Colin Wyers: The riddle dates back to the 1730s, and public busing services date back to the early 1800s. So it's unlikely.

SkyKalkman's Twitter (Internet): how can you figure out which side of the plate a switch-hitter should bat against a knuckler/handed-neutral pitcher?

Colin Wyers: You can ask him -- I don't think most switch-hitters are truly ambidextrous, so if the pitcher really is neutral in terms of handedness, have him bat from his dominant side. (If you can't ask him, throwing arm may be a good hint.)

oira79 (San Francisco): It's not about the money draftees make, it's about their attitude and the summer-long negotiations. I wouldn't care if Stephen Strasburg HAD actually signed for $50 million. I just didn't want to spend all summer reading about it. But again -- why wouldn't teams now spend MORE time and money in international negotiations?

Colin Wyers: Because there's a draft signing bonus cap as well. And why does it affect you in the least if Strasburg has an "attitude" that he's worth a significant sum of money and holds out in negotiations in order to get it?

lionstar1964 (Philly burbs): On the riddle: What if you met where two roads, both going to St. Ives, intersected? What if you both stopped for the night at an inn on the way? What if you overtook the the other party on the road (with so many of them, and especially the difficulty in herding cats, you are likely moving faster)?

Colin Wyers: I have no response to any of this, other than that I admire the ingenuity on display.

Bob (Seattle): So, let's make a deal. There are three doors, one with a car, and two with a booby prize. You select your door, and Monte Hall opens a door showing a booby prize but offers you the chance to switch doors. Do you stick with your original pick, or do you switch? Show your reasoning.

Colin Wyers: When you originally pick, you have a one in three chance of picking the car. So switching only decreases your probability of success if you originally picked the car. In the new scenario, though, you're always shown a booby prize because Monte Hall knows the door the car is behind. So for the 66% of the time that you didn't pick the car the first time, switching will always win you the car.

Bob (Seattle): At what point does Jose Molina's (lack of) bat render his glove moot? The Rays are still doing well, but other than walks, he offers nothing on offense.

Colin Wyers: As long as the Rays lack batter options, pretty much.

Matt (Chicago): How much stock do you put in the "aging curve" research that is out there? If you put any stock in it, you cant be excited about PHI's medium term outlook.

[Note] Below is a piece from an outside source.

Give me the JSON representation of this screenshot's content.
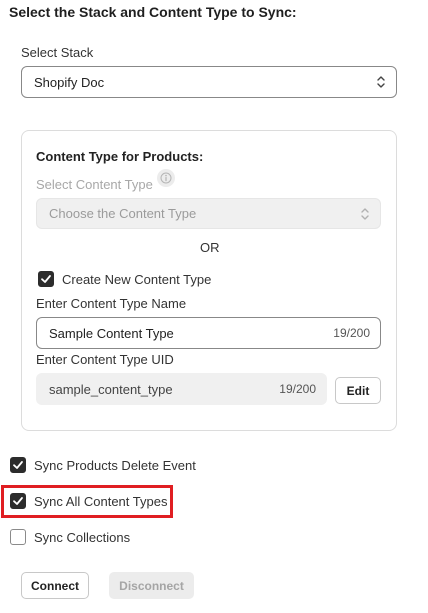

Colin Wyers: I think there's two kinds of people: ones who saw this coming (although maybe not quite this soon), and people who didn't. Howard still hasn't had a plate appearance under his new deal. They still have the front-line pitching, but that isn't getting any younger, and some team that doesn't have gobs of money owed to what's left of Ryan Howard may well be able to lure away Cole Hamels. They may try and retrench to try and keep the window open a bit longer, but they look like a team in need of a rebuild.

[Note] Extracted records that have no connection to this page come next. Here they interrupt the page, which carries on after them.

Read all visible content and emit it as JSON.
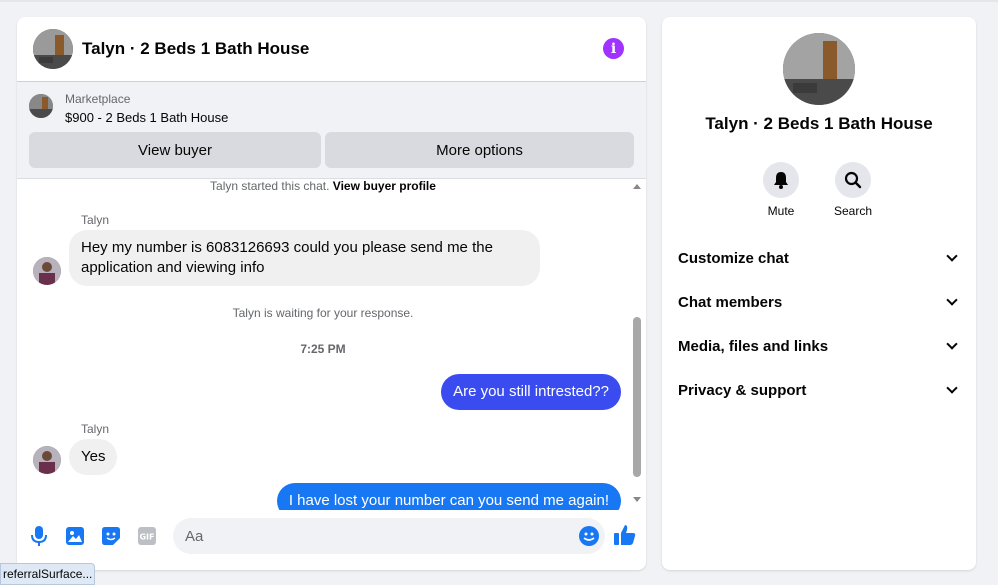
{
  "listing": {
    "title": "Talyn · 2 Beds 1 Bath House"
  },
  "marketplace": {
    "label": "Marketplace",
    "price_line": "$900 - 2 Beds 1 Bath House",
    "view_buyer": "View buyer",
    "more_options": "More options"
  },
  "messages": {
    "started": "Talyn started this chat.",
    "view_buyer_profile": "View buyer profile",
    "sender_name": "Talyn",
    "msg1": "Hey my number is 6083126693 could you please send me the application and viewing info",
    "waiting": "Talyn is waiting for your response.",
    "time": "7:25 PM",
    "out1": "Are you still intrested??",
    "msg2": "Yes",
    "out2": "I have lost your number can you send me again!"
  },
  "colors": {
    "accent": "#a033ff",
    "outgoing_1": "#3a4cf0",
    "outgoing_2": "#1877f2",
    "composer_icon": "#1877f2"
  },
  "composer": {
    "placeholder": "Aa"
  },
  "side": {
    "title": "Talyn · 2 Beds 1 Bath House",
    "mute": "Mute",
    "search": "Search",
    "rows": [
      "Customize chat",
      "Chat members",
      "Media, files and links",
      "Privacy & support"
    ]
  },
  "status_tip": "referralSurface..."
}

@iantist (Chicago): Court of the owls or batman r.i.p.?

Colin Wyers: Court of the Owls, hands down. (For those who don't know - these are comic book series about Batman. Court of the Owls is still ongoing, Batman R.I.P. was several years ago.) I just picked up Batman #10 this morning, and it delivers on everything you'd want. The first collection of the Court of Owls story arc (I think it goes through issue six or seven) is on the New York Times bestseller list, not just the one for graphic novels but the main one. It's well worth picking up if you enjoy comic books.

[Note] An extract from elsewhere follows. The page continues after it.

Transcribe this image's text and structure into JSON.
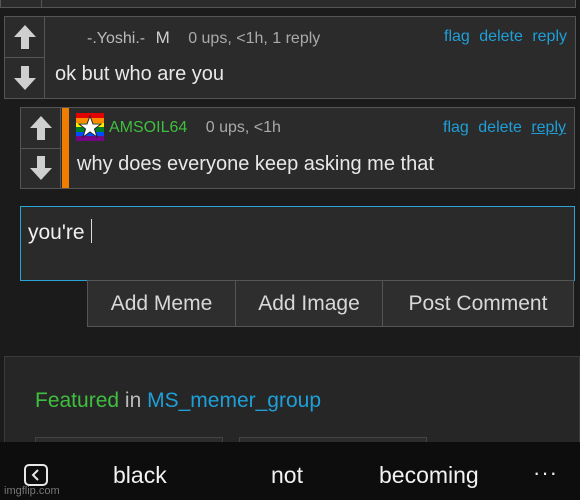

oira79 (San Francisco): Do you think Boras will be able to pull something off in the Appel signing?

Colin Wyers: It depends on what the Astros do with their other picks, but there is not a lot of wiggle room in the draft. And while some "loopholes" have been found (the college senior thing some teams are doing is rather clever, at least) I think the overarching goal of holding down draft bonuses and making the first few rounds a "pure talent" ranking have mostly been accomplished.

Ian (Chicago): Bayesian, Frequentist or both?

Colin Wyers: I'd say more Bayesian than anything.

Colin Wyers: Okay, everyone, thanks for joining me, and hopefully we do this again soon.